I DESTROYED BANKSY'S RAT
A long time ago I lived in an old London warehouse with a guy called Steve, who was a questionable character and a cocktail of mental illnesses. Steve and I were both penniless; I worked full-time for a respectable fashion label but got awful pay for incredible PR, sales, and marketing skills, whereas Steve was a bum and deserved to be broke. On the outside of our building, near our front door, was some graffiti: a Banksy rat. The most famous of Banksy’s work, the one in all the coffee table books, the one that drew in hipster tourists every day to photograph it. I liked the rat. It made me smile a little each morning as I left the house.
One night Steve's drug dealer came over. He was also some kind of art collector. While snorting blow or some kind of flour mixed with bleach or whatever it is that dirty coke dealers give you now, he started telling Steve and I about how much the small graffiti rat on the side of our building was worth. Then he told us that if we get it off the wall all in one piece he can sell it for us for "about £50,000," he says. And now I'm thinking, fuck, I could live off that money for a long time. I could be one of those people who gets their hand blown off when the printer in the office explodes and gets a lump sum of compensation money, except I don't even have to have a fucked-up hand: I just have to sell out and be a bad person. At the time that sounded just fine.
The dealer left and Steve and I discussed our moral dilemma. "Well, I mean, I'm sure Banksy himself would be fine with it because it would be like we were preserving it in a way, selling it to an art dealer and all." I looked at him and we both knew I was lying.
Some random guy named Jim next to the rat, via Flickr. People loved the rat.

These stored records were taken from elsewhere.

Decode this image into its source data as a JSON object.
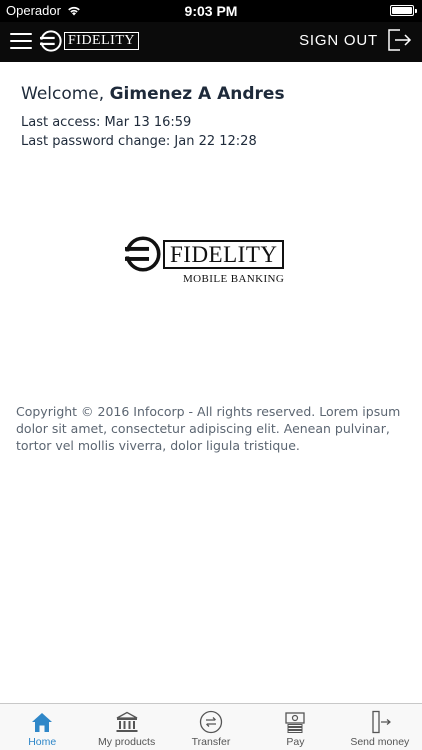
{
  "status_bar": {
    "carrier": "Operador",
    "time": "9:03 PM"
  },
  "header": {
    "logo_text": "FIDELITY",
    "signout_label": "SIGN OUT"
  },
  "welcome": {
    "greeting": "Welcome,",
    "user_name": "Gimenez A Andres",
    "last_access": "Last access: Mar 13 16:59",
    "last_password_change": "Last password change: Jan 22 12:28"
  },
  "brand": {
    "logo_text": "FIDELITY",
    "subtitle": "MOBILE BANKING"
  },
  "footer": {
    "copyright": "Copyright © 2016 Infocorp - All rights reserved. Lorem ipsum dolor sit amet, consectetur adipiscing elit. Aenean pulvinar, tortor vel mollis viverra, dolor ligula tristique."
  },
  "tabbar": {
    "active_color": "#2f87c8",
    "items": [
      {
        "label": "Home",
        "icon": "home-icon"
      },
      {
        "label": "My products",
        "icon": "bank-icon"
      },
      {
        "label": "Transfer",
        "icon": "transfer-icon"
      },
      {
        "label": "Pay",
        "icon": "pay-icon"
      },
      {
        "label": "Send money",
        "icon": "send-money-icon"
      }
    ]
  }
}
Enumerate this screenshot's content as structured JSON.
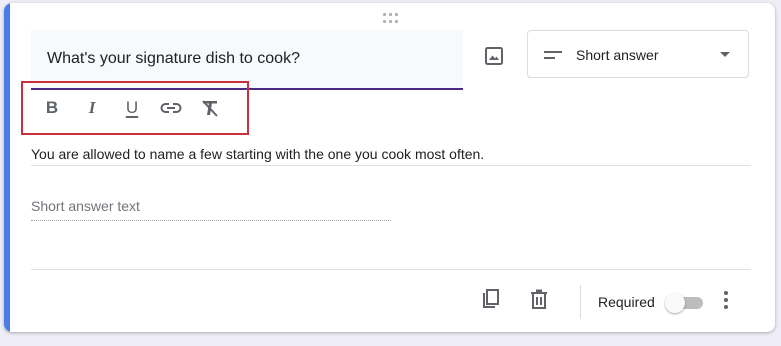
{
  "question": {
    "title": "What's your signature dish to cook?",
    "description": "You are allowed to name a few starting with the one you cook most often.",
    "type_label": "Short answer",
    "answer_placeholder": "Short answer text",
    "required_label": "Required",
    "required": false
  },
  "icons": {
    "drag": "drag-handle-icon",
    "image": "image-icon",
    "type": "short-answer-lines-icon",
    "dropdown": "chevron-down-icon",
    "bold": "bold-icon",
    "italic": "italic-icon",
    "underline": "underline-icon",
    "link": "link-icon",
    "clear_format": "clear-format-icon",
    "duplicate": "duplicate-icon",
    "delete": "trash-icon",
    "more": "more-vert-icon"
  },
  "format_toolbar": {
    "bold_label": "B",
    "italic_label": "I",
    "underline_label": "U"
  },
  "colors": {
    "accent": "#4a7de6",
    "question_underline": "#4b2a86",
    "highlight_box": "#c8303c",
    "background": "#efeef8"
  }
}
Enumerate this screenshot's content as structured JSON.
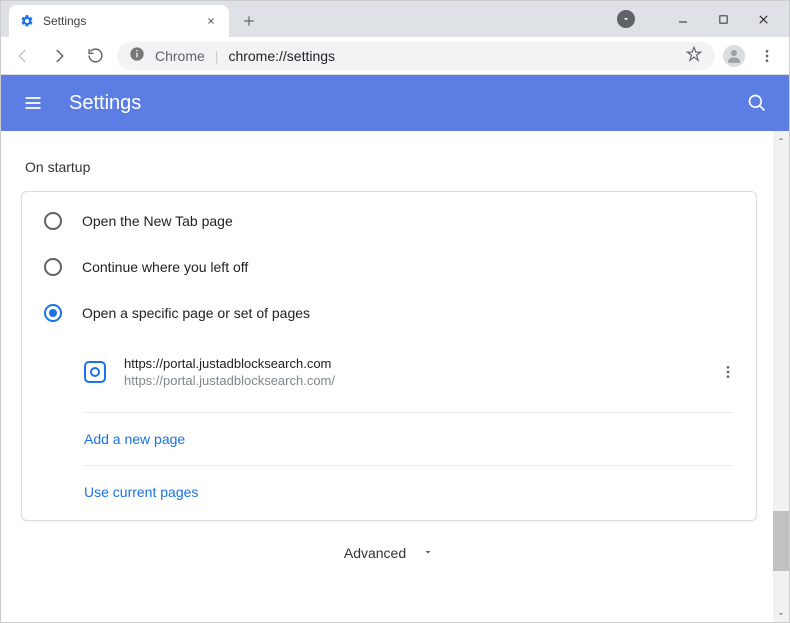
{
  "tab": {
    "title": "Settings"
  },
  "omnibox": {
    "scheme": "Chrome",
    "path": "chrome://settings"
  },
  "header": {
    "title": "Settings"
  },
  "section": {
    "title": "On startup"
  },
  "radios": {
    "newtab": "Open the New Tab page",
    "continue": "Continue where you left off",
    "specific": "Open a specific page or set of pages"
  },
  "pages": [
    {
      "title": "https://portal.justadblocksearch.com",
      "url": "https://portal.justadblocksearch.com/"
    }
  ],
  "actions": {
    "add_page": "Add a new page",
    "use_current": "Use current pages"
  },
  "advanced": "Advanced"
}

We decided that we needed a truly expert builder to survey the situation and see if it would be feasible to even attempt to remove the rat all in one perfect piece. I left Steve to find this builder on account of I was too busy and important, seeing as I was the one with the job. I came home that evening and there was a Polish guy in our apartment. He had one of those creepy faces that did not belie his age: he could have been 20 or 50, for all I knew. He looked like he was drunk and bad-smelling but I didn't go close enough to find out because my sense of smell is my strongest sense and it probably would have upset me.
As the guy walked past me and down the stairs, the only tool I could see was a red plastic bucket, and that worried me a little. I asked Steve what was going on and he told me that the guy had successfully been given detailed instructions of what he was to do. "So he speaks English?" I asked. Come on, I had to check. Steve assured me that yes he did in a annoyedly self-satisfied voice. He was on the computer trying to look all work-like, proud that he had, in his eyes, found "The Builder" for the job. He said he was researching Banksy but I knew he was on MySpace.
I sat down to eat and heard something that made me run outside. It was horrifying. Clearly not the sound of a piece of art being carefully removed from a wall. I went outside and the alcoholic builder was there chipping the rat off the wall in tiny bits into the red bucket. All that was left was his rat head. The rest of the famous landmark was in splinters of stone and paint in the bucket. I shouted at him to stop and he made some noises that confirmed to me that he couldn't speak English. I wanted to cry but I didn't, I just told him to stick some paper over the rest of the rat's head and fuck off. I took the red bucket inside, cradling it as if the shards of graffiti rat were ashes of the deceased. And, in a way, they were.
I couldn't breathe. I thought I was about to have an epileptic fit (I really do have epilepsy). I can't remember what happened next but after a while Steve came upstairs with the rat's head all in one piece, which made me mad as hell because it proved that it should have been such a simple process to remove the graffiti in one piece.
We didn't say anything to each other. I sat the red bucket of guilt and grief in the corner of the sitting room, took lots of valium, and went to sleep.
The next day I go to work and found a crazy amount of hate mail in my inbox from people that had witnessed the catastrophe. Stuff like:
"I live opposite you and saw your housemate pouring the remains of the Banksy rat from your wall into a bucket last night. What the fuck is wrong with you you dumb bitch, that was an urban landmark." Apparently all of my details were online due to my being the main contact for the fashion label I work for.
I replied to the first couple, trying to explain that it was simply an accident, but then as more come flooding in I gave up. Damn the Fashion Council with their helpful list of contacts. That night I came home to discover Steve had plastered up and painted over the hole in the wall, which made some of my bad feelings disappear.
Days passed and the red bucket was still in the corner, haunting us like the body we murdered but didn't bury. I'm very good at ignoring it because I have a true talent for repressing bad memories and experiences. More days pass. Steve eventually got a big tray and a bag of sand and a plan to slowly try to piece the rat back together, as if he were a special archeologist mapping together a dinosaur's bone from fossil fragments and I were his assistant. But we weren't: we were just a failed bum and failed fashionista who had done a bad thing.
I spent the whole weekend sitting at the sandbox trying and trying to find just two pieces that would match. But every time I put my hand in the stupid red bucket, the pieces seemed to become smaller and flakier. I knew that soon it would just be a pile of dust, my hopes and dreams of living my sweet life of luxury over.